Friday, November 26, 2010

Pismo Beach Raises BigFoot Stink!

Sandy Sasquatch Scares Surfers Silly - -  Pismo Beach Evacuated!
Unsuspecting Pismo Beach beachgoers were shocked by a hairy Big Sur Sasquatch romping in the waves this week. Days after the beach was reopened to the public, people are still afraid to return. 
City officials deny rumors that the beach sand is permanently damaged by the strange appearance of an aromatic Gigantopithicus Robustus Revoltus. "That glowing, crawling yellow and green slime on the beach is perfectly natural." said Pismo Beach junior superintendent for parks and wreckreation, "and those dumb rumors that small poodles and corndogs have been missing since the Sasquatch beach blitz are just that, silly rumors! By the way, has anyone seen my pet shihtzu? It's name is Princess Lea?"


"It was way bad karma, dude", said an eyewitness surfer who was at the scene, "that Bigfoot dude had gnarly body odor.... nasty vibes, man. Like, take a bath sometime, apeman?".


Dr. Karl Blinng, Director of the prestigious YETI not SETI Institute in Yuba City, California, was perplexed. "I'm conflicted, and I'm perplexing.", he said. "It is very perplexable that a Bigfoot attacks Pismo Beach, why, for the clams? I'm investigating this incident more closely... OK yeah sure, the institute is short of funds right now, so I'll just hit up those Discovery Channel chumps for some more money... they're total suckers for this kind of stuff! Ah, I mean, they take my Bigfoot research very seriously and help fund my important work in this field. I'm also in the mood to eat some oysters...."

Sunday, November 7, 2010

Bigfoot Horror in Holland! Belgians Blamed!

Belgian Bigfoot Stomps through the Netherlands - - Dutch are Dizzy!

Dutch security forces are scrambling to catch a marauding Belgian Bigfoot 'monster' terrifying local citizens in the deep south of the Netherlands. Rumors are flying that the Belgian beast somehow took a train from Brussels to the Schipol airport station and then points south, embarrassed officials are silent.
An eyewitness, Hagabraad Alderdinnk, was incensed... "Ja, Zeker! I saw the animal getting off the train at Schipol, it caused quite a ruckus you know, and rudely stole my whopper met kaas hamburger from my plate, ran it downstairs and escaped on de local train to Eindhoven. Ah, but that nasty thief picked a wrong day - - it was 'Snow Practice Day' for the train system. Ha ha ha! With that chaos the ape man never made it to Eindhoven, I am sure. And why have a stupid 'Snow Practice Day'* during our beautiful fall weather? All the trains in the Netherlands reroute for no good reason, everyone gets confused! De train official denies 'Snow Practice Day' was 'Bigfoot Alert' day, but I am not fooled!"

Sasquatch in Sittard - - Belgian Bigfoot Bashes Sunday Brunch in Idyllic Esloo!

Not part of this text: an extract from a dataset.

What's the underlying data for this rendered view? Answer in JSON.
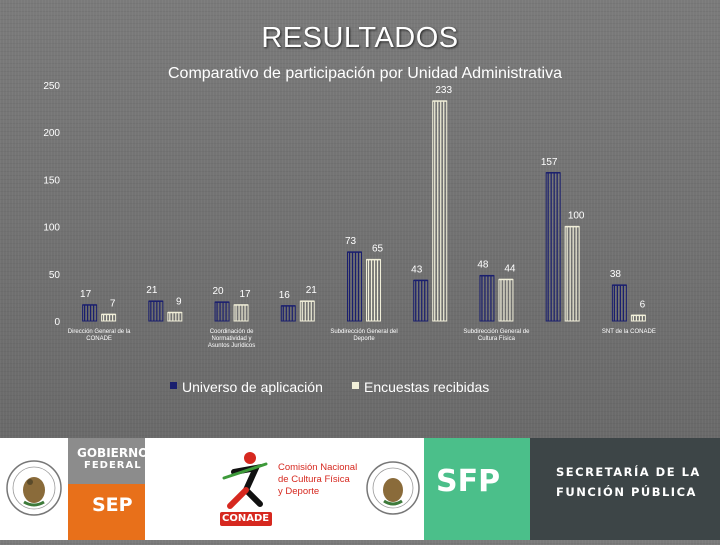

Despite a national Bigfoot alert during 'Snow Practice Day', authorities missed the ape man completely, which turned up later that day in the little, formerly quaint, southern Dutch village of Esloo. "He bloody well scared off the tourists." said an Esloo innkeeper, "the place was a ghost town after that smelly beast waltzed through. Wat een smerige stinkende harige beest België!".
Bigfoot wandering down a main street of once tranquil Esloo. "I was shocked!" said a local resident. "I had no idea the government was allowing hairy Belgians into the village!".


Official Bigfoot News and Sasquatch Sightings Notice: 
In the spirit of European Union cooperation and friendship, this blog does support the theory that Belgians are Bigfoots, and Belgium is harboring a renegade band of anti-social Saquatches. It is a well known fact that the Belgium border in only 100 meters from Esloo, and you could throw a dirt clod across the canal from the Netherlands and hit a Belgium farmer on the head with it. Which is great fun. If you were so inclined. Not that anyone should do that.


*Snow Practice Day: In broad daylight under clear blue skies, the Netherlands National Train system pretends there is a blizzard and that the Ice Age has returned. Management and employees relish these days, as they enjoy seeing confused riders take unplanned  and adventurous tours through the Dutch countryside, running through multiple train stations like gerbils as they try to connect from point a to point b via points c, d, r and z.